From: Xue jiufei <xuejiufei@huawei.com>
To: ocfs2-devel@oss.oracle.com
Subject: [Ocfs2-devel] [PATCH] ocfs2: do not set OCFS2_LOCK_UPCONVERT_FINISHING if nonblocking lock can not be granted at once
Date: Fri, 7 Nov 2014 14:36:02 +0800 [thread overview]
Message-ID: <545C6852.5020305@huawei.com> (raw)
In-Reply-To: <545C5E91.5000501@oracle.com>
Hi Junxiao
On 2014/11/7 13:54, Junxiao Bi wrote:
> Hi Jiufei,
>
> On 11/07/2014 11:41 AM, Xue jiufei wrote:
>> Function ocfs2_readpages() use nonblocking flag to avoid page lock
>> inversion. It will trigger cluster hang because that flag
>> OCFS2_LOCK_UPCONVERT_FINISHING is not cleared if nonblocking lock
>> cannot be granted at once. The flag would prevent dc thread from
>> downconverting. So other nodes cannot acheive this lockres for ever.
>>
>> So we should not set OCFS2_LOCK_UPCONVERT_FINISHING when receiving ast
>> if nonblocking lock had already returned.
>>
>
> Use OCFS2_LOCK_NONBLOCK_FINISHED can't fix this issue. Like there are
> two processes doing non-blocking lock in the following order.

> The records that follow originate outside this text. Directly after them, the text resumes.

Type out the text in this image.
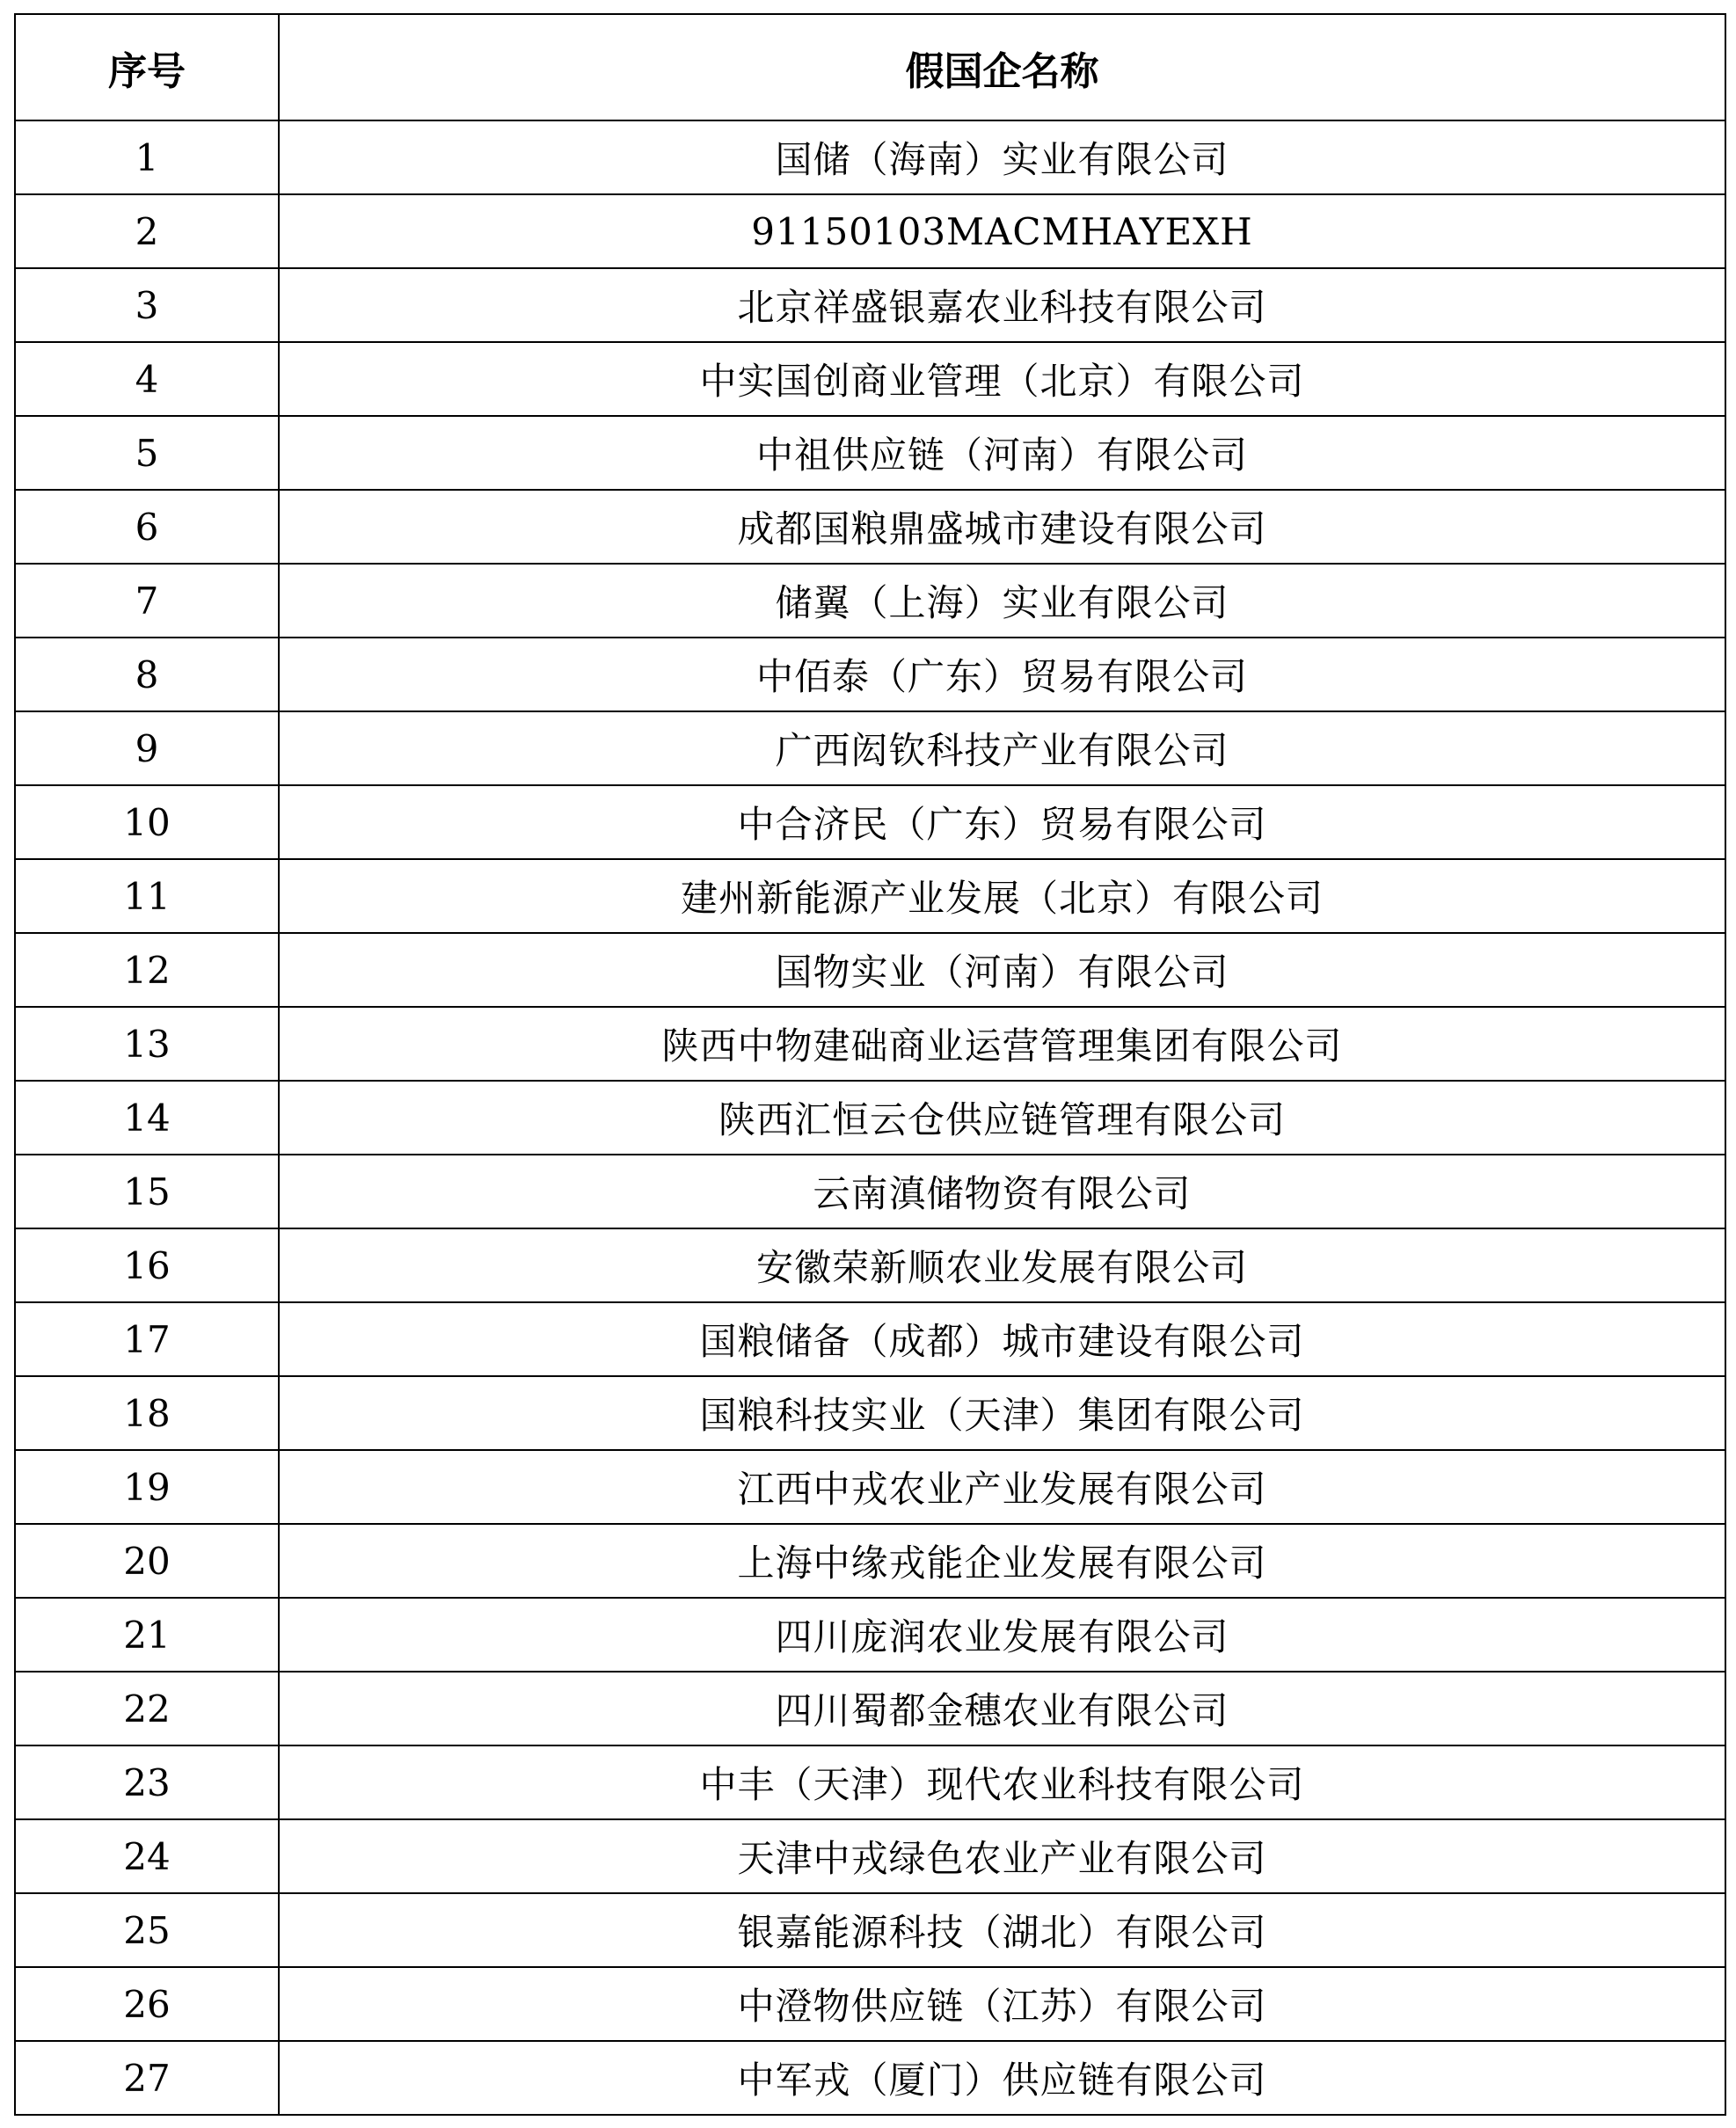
序号	假国企名称
1	国储（海南）实业有限公司
2	91150103MACMHAYEXH
3	北京祥盛银嘉农业科技有限公司
4	中实国创商业管理（北京）有限公司
5	中祖供应链（河南）有限公司
6	成都国粮鼎盛城市建设有限公司
7	储翼（上海）实业有限公司
8	中佰泰（广东）贸易有限公司
9	广西闳钦科技产业有限公司
10	中合济民（广东）贸易有限公司
11	建州新能源产业发展（北京）有限公司
12	国物实业（河南）有限公司
13	陕西中物建础商业运营管理集团有限公司
14	陕西汇恒云仓供应链管理有限公司
15	云南滇储物资有限公司
16	安徽荣新顺农业发展有限公司
17	国粮储备（成都）城市建设有限公司
18	国粮科技实业（天津）集团有限公司
19	江西中戎农业产业发展有限公司
20	上海中缘戎能企业发展有限公司
21	四川庞润农业发展有限公司
22	四川蜀都金穗农业有限公司
23	中丰（天津）现代农业科技有限公司
24	天津中戎绿色农业产业有限公司
25	银嘉能源科技（湖北）有限公司
26	中澄物供应链（江苏）有限公司
27	中军戎（厦门）供应链有限公司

I am wondering why these two processes can lock in such order.
> 1. Process A issue non-blocking lock fail, set OCFS2_LOCK_NONBLOCK_FINISHED.
We had set OCFS2_LOCK_BUSY flag before process A call ocfs2_dlm_lock(),
> 2. Process B issue non-blocking lock fail, set
> OCFS2_LOCK_NONBLOCK_FINISHED again.
So process B must wait until ast for Process A returns and clear OCFS2_LOCK_BUSY.
> 3. Ast for process A come, clear OCFS2_LOCK_NONBLOCK_FINISHED.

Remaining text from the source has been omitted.